Questo inventario costituisce lo strumento di base per quantificare il ritiro generale dei ghiacciai nelle Alpi occidentali dalla fine della Piccola Età Glaciale (PEG) e analizzare secondo quali modalità è avvenuto. L’insieme dei ghiacciai è repertoriato per la seconda metà degli anni 2000, alla fine della PEG (1850) e per una o più date intermedie. Oltre alla cartografia realizzata in GIS (Geographical information system) rappresentante l’estensione dei ghiacciai in diversi periodi storici, vengono anche associate un’insieme di informazioni quali il nome del ghiacciaio, le coordinate geografiche, la superficie, il perimetro, la quota del fronte.
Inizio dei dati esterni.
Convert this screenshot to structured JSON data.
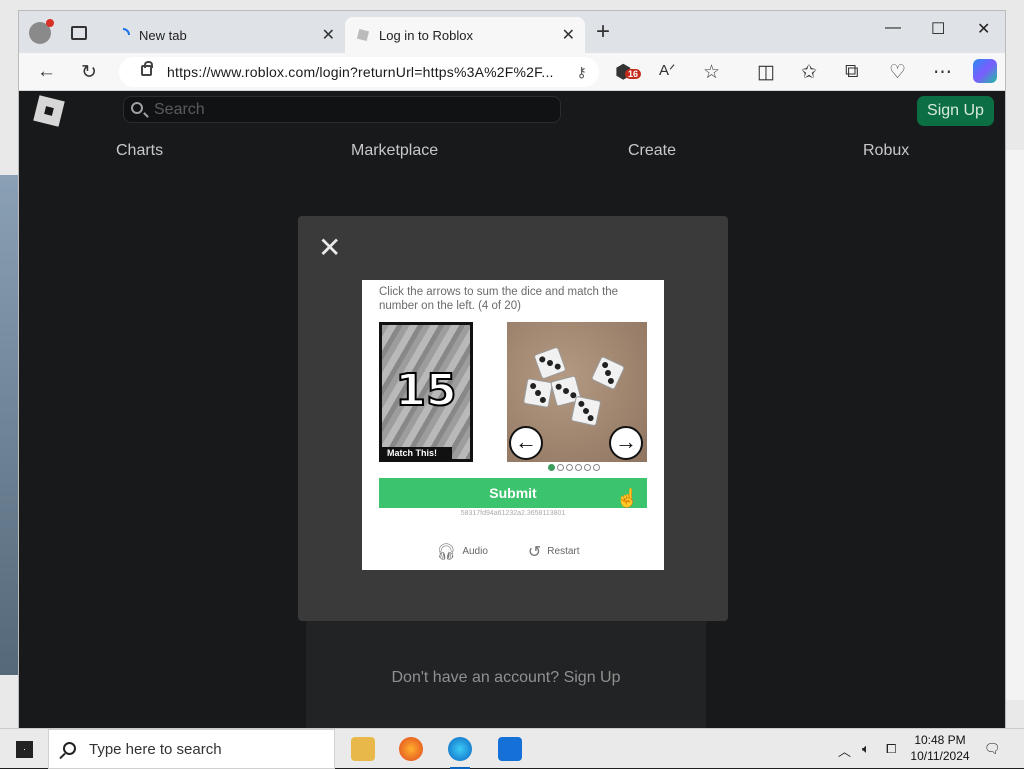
{
  "browser": {
    "tabs": [
      {
        "label": "New tab",
        "active": false
      },
      {
        "label": "Log in to Roblox",
        "active": true
      }
    ],
    "address": "https://www.roblox.com/login?returnUrl=https%3A%2F%2F...",
    "extensions_badge": "16"
  },
  "roblox": {
    "search_placeholder": "Search",
    "signup_label": "Sign Up",
    "nav": [
      "Charts",
      "Marketplace",
      "Create",
      "Robux"
    ],
    "no_account_text": "Don't have an account? Sign Up"
  },
  "captcha": {
    "instruction": "Click the arrows to sum the dice and match the number on the left. (4 of 20)",
    "target_number": "15",
    "match_label": "Match This!",
    "left_arrow": "←",
    "right_arrow": "→",
    "submit_label": "Submit",
    "session_id": "58317fd94a61232a2.3658113801",
    "audio_label": "Audio",
    "restart_label": "Restart",
    "dots_total": 6,
    "dots_active": 1
  },
  "taskbar": {
    "search_placeholder": "Type here to search",
    "time": "10:48 PM",
    "date": "10/11/2024"
  },
  "colors": {
    "roblox_green": "#0c6e43",
    "submit_green": "#3bc36d",
    "page_bg": "#1e1f20"
  }
}
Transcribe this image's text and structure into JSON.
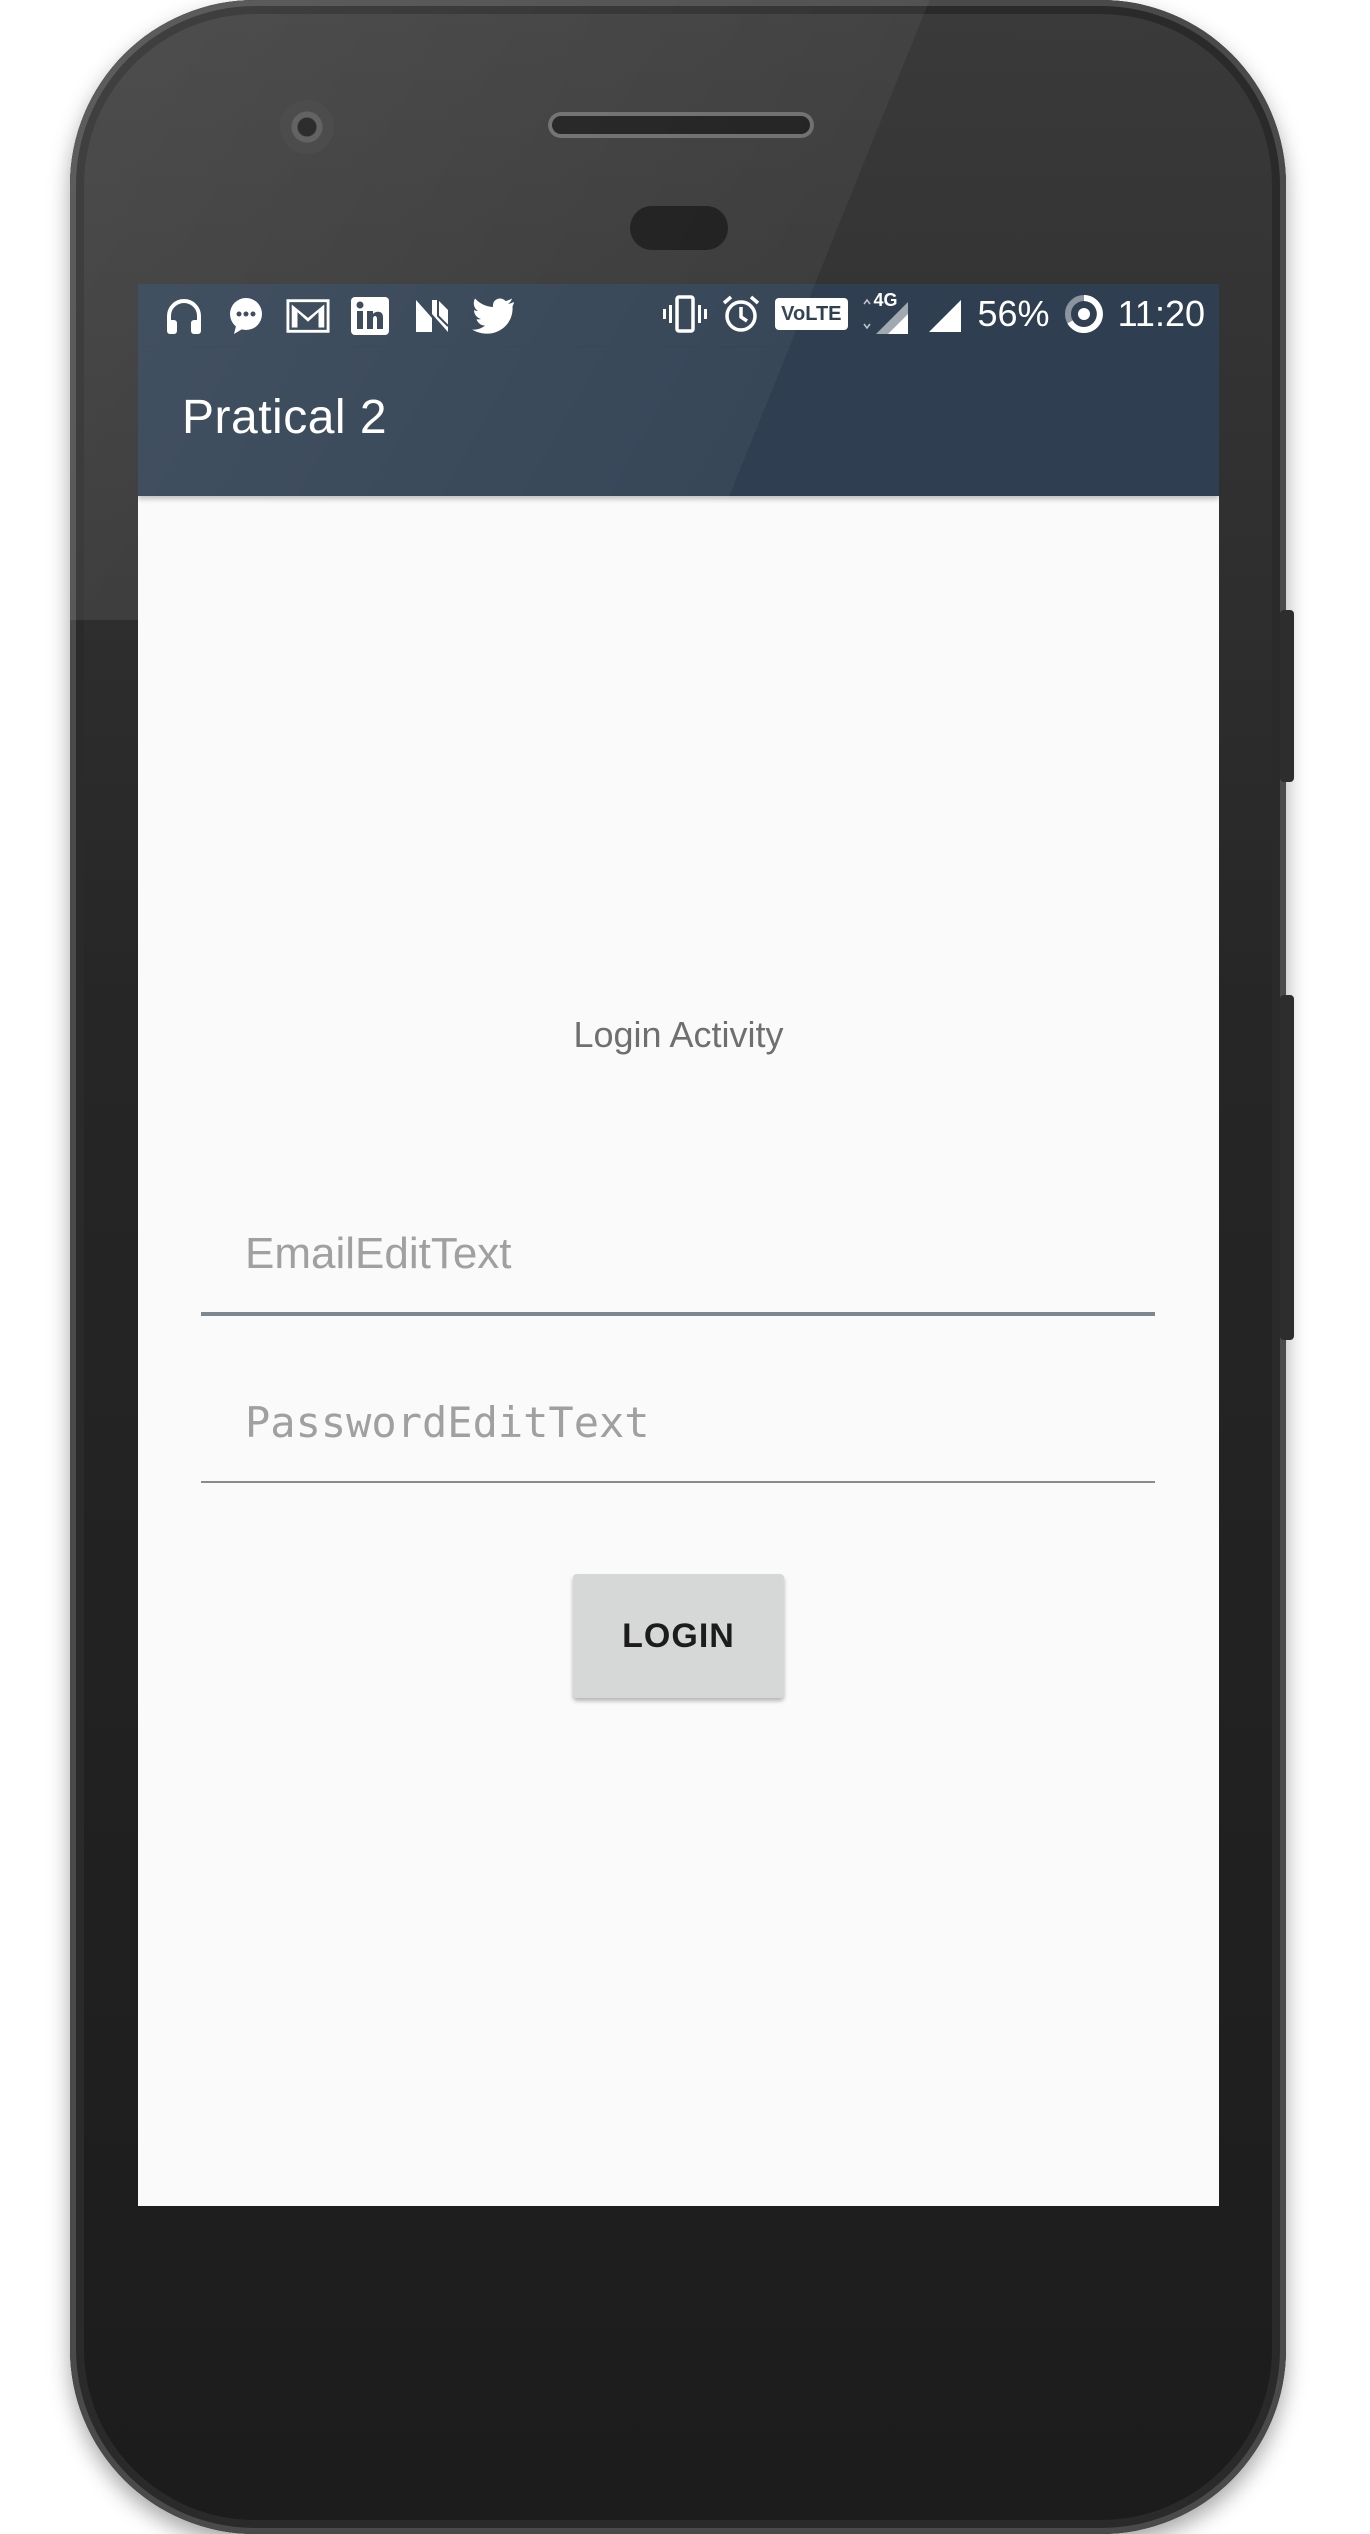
{
  "status_bar": {
    "battery_percent": "56%",
    "time": "11:20",
    "network_label": "4G",
    "volte_label": "VoLTE",
    "left_icons": [
      "headphones-icon",
      "chat-bubble-icon",
      "gmail-icon",
      "linkedin-icon",
      "n-app-icon",
      "twitter-icon"
    ],
    "right_icons": [
      "vibrate-icon",
      "alarm-icon",
      "volte-icon",
      "signal-4g-icon",
      "signal-icon",
      "battery-ring-icon"
    ]
  },
  "app_bar": {
    "title": "Pratical 2",
    "color": "#2f3f51"
  },
  "main": {
    "heading": "Login Activity",
    "email": {
      "placeholder": "EmailEditText",
      "value": ""
    },
    "password": {
      "placeholder": "PasswordEditText",
      "value": ""
    },
    "login_button": "LOGIN"
  }
}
L’inventario dei ghiacciai attuali è stato definito a partire da ortofoto risalenti al periodo 2005-2009. Il contorno di ogni ghiacciaio è rilevato su queste foto aeree, ortorettificate e molto dettagliate. Una verifica sul terreno è talvolta necessaria, come nel caso in cui ci siano detriti rocciosi che mascherano il margine del ghiacciaio.

L’inventario alla fine della PEG utilizza documenti storici (carte, fotografie, incisioni), che però sono rari o inesistenti per un gran numero di apparati, o spesso imprecisi. Inoltre, la ricostruzione dell’estensione a partire dallo studio geomorfologico delle morene della PEG combina la cartografia ottenuta attraverso foto-interpretazione delle immagini aeree recenti e le osservazioni sul terreno.

Infine, i dati dell’inventario sono stati integrati, per il Piemonte, con i limiti dei ghiacciai a fine anni ‘50 riportati dal Catasto dei Ghiacciai Italiani, per la Valle d’Aosta con l’inventario del 1975.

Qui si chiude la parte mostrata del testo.